30 Sep 2022 | Eduardo Tinti

Water levels on the key Mississippi river in the US have fallen sharply recently due to droughts, cutting back the tonnage barges can load and pressuring costs at the US Gulf grains and oilseeds export hub, market sources have told Agricensus.

The Gulf is the main export hub in the US for grains and oilseeds and most volumes arrive through the Mississippi river in barges loaded inland.

“[This] is a very large issue,” senior grain and oilseed commodity analyst at Futures International Terry Reilly told Agricensus.

Low water levels have been forcing barges to load up to 40% less volumes to reduce the draught and pass through shallower parts of the river.

This comes as the US approaches the peak of its corn and soybean season, with harvest works about to start.

Costs to transport grains and oilseeds down the Mississippi river have soared nearly 80% since the beginning of September and over 150% when compared to costs reported in the beginning of August, according to data from the US Department of Agriculture (USDA).

Rains are needed to ease down transportation constraints in the Mississippi river but if volumes do not increase water levels sufficiently over the coming weeks US exporters may face some headwinds.

“The forecast for the next week to 10 days doesn't offer much prospect of enough rain to make a difference.
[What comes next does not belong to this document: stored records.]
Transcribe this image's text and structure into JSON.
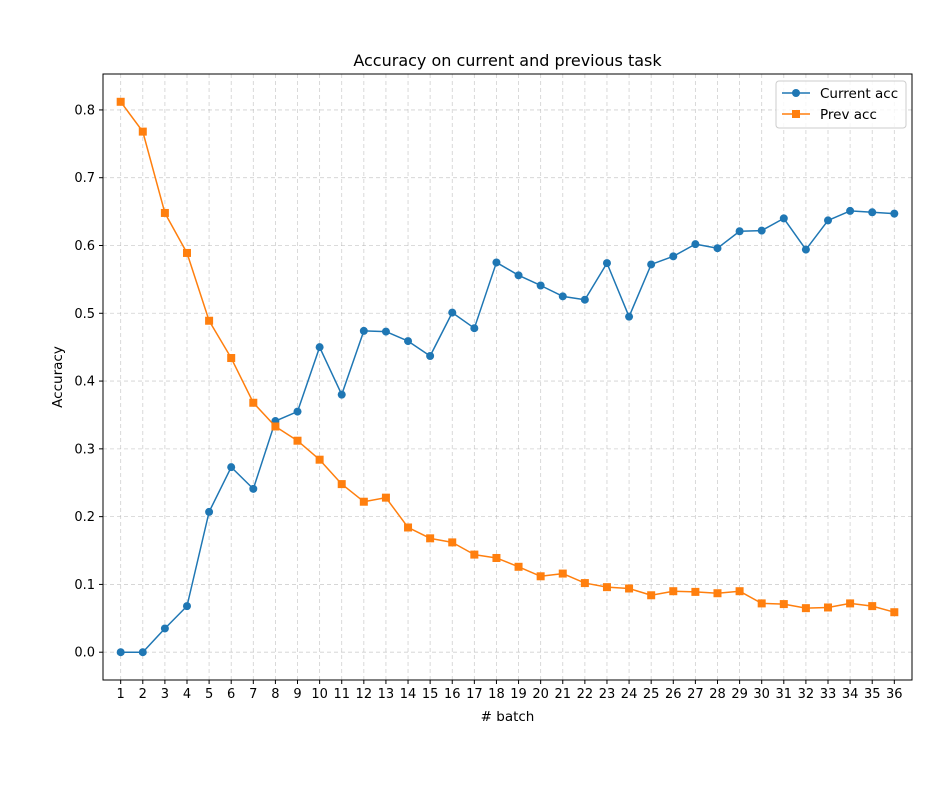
{
  "chart_data": {
    "type": "line",
    "title": "Accuracy on current and previous task",
    "xlabel": "# batch",
    "ylabel": "Accuracy",
    "x": [
      1,
      2,
      3,
      4,
      5,
      6,
      7,
      8,
      9,
      10,
      11,
      12,
      13,
      14,
      15,
      16,
      17,
      18,
      19,
      20,
      21,
      22,
      23,
      24,
      25,
      26,
      27,
      28,
      29,
      30,
      31,
      32,
      33,
      34,
      35,
      36
    ],
    "xticks": [
      "1",
      "2",
      "3",
      "4",
      "5",
      "6",
      "7",
      "8",
      "9",
      "10",
      "11",
      "12",
      "13",
      "14",
      "15",
      "16",
      "17",
      "18",
      "19",
      "20",
      "21",
      "22",
      "23",
      "24",
      "25",
      "26",
      "27",
      "28",
      "29",
      "30",
      "31",
      "32",
      "33",
      "34",
      "35",
      "36"
    ],
    "yticks": [
      "0.0",
      "0.1",
      "0.2",
      "0.3",
      "0.4",
      "0.5",
      "0.6",
      "0.7",
      "0.8"
    ],
    "ylim": [
      -0.041,
      0.853
    ],
    "xlim": [
      0.2,
      36.8
    ],
    "grid": true,
    "legend_position": "top-right",
    "series": [
      {
        "name": "Current acc",
        "color": "#1f77b4",
        "marker": "circle",
        "values": [
          0.0,
          0.0,
          0.035,
          0.068,
          0.207,
          0.273,
          0.241,
          0.341,
          0.355,
          0.45,
          0.38,
          0.474,
          0.473,
          0.459,
          0.437,
          0.501,
          0.478,
          0.575,
          0.556,
          0.541,
          0.525,
          0.52,
          0.574,
          0.495,
          0.572,
          0.584,
          0.602,
          0.596,
          0.621,
          0.622,
          0.64,
          0.594,
          0.637,
          0.651,
          0.649,
          0.647
        ]
      },
      {
        "name": "Prev acc",
        "color": "#ff7f0e",
        "marker": "square",
        "values": [
          0.812,
          0.768,
          0.648,
          0.589,
          0.489,
          0.434,
          0.368,
          0.333,
          0.312,
          0.284,
          0.248,
          0.222,
          0.228,
          0.184,
          0.168,
          0.162,
          0.144,
          0.139,
          0.126,
          0.112,
          0.116,
          0.102,
          0.096,
          0.094,
          0.084,
          0.09,
          0.089,
          0.087,
          0.09,
          0.072,
          0.071,
          0.065,
          0.066,
          0.072,
          0.068,
          0.059
        ]
      }
    ]
  }
}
What is really needed are heavy rains from Saint Louis north to get the overall flow rising,” Grain Service Corporation vice president Diana Klemme told Agricensus.

“Expect barge freight to remain high through the first half of October [which will be] a drag on basis upriver and/or push Gulf basis levels higher,” Klemme said.

Klemme added that “the difference between cash bids for September/first half of October and December are now big enough that farmers and elevators will look to hold back as many bushels as they have room for – which in turn will only slow US export shipments further near term.”

If higher barge costs pressure FOB Gulf premiums higher, Brazil may overtake the US in terms of spot price competitiveness with more export demand shifting to South America just after a month when an incentivised exchange rate policy bolstered Argentine soybean shipments.

“If Brazil did in fact cut back on [soybean] crush per poor margins, then those extra soybeans could be exported to China,” Reilly said.

“I believe that if logistics make US prices less competitive or if importers feel insecure with the country’s loading capacity Brazil could be benefited,” Brazil’s Agrural senior analyst Daniele Siqueira told Agricensus.

Siqueira said that Brazil does not have the capacity to cover the large volumes the US usually supplies the export market through the last quarter of the calendar year but that a couple of million mt of soybeans could shift from the US to Brazil due to the Mississippi issues.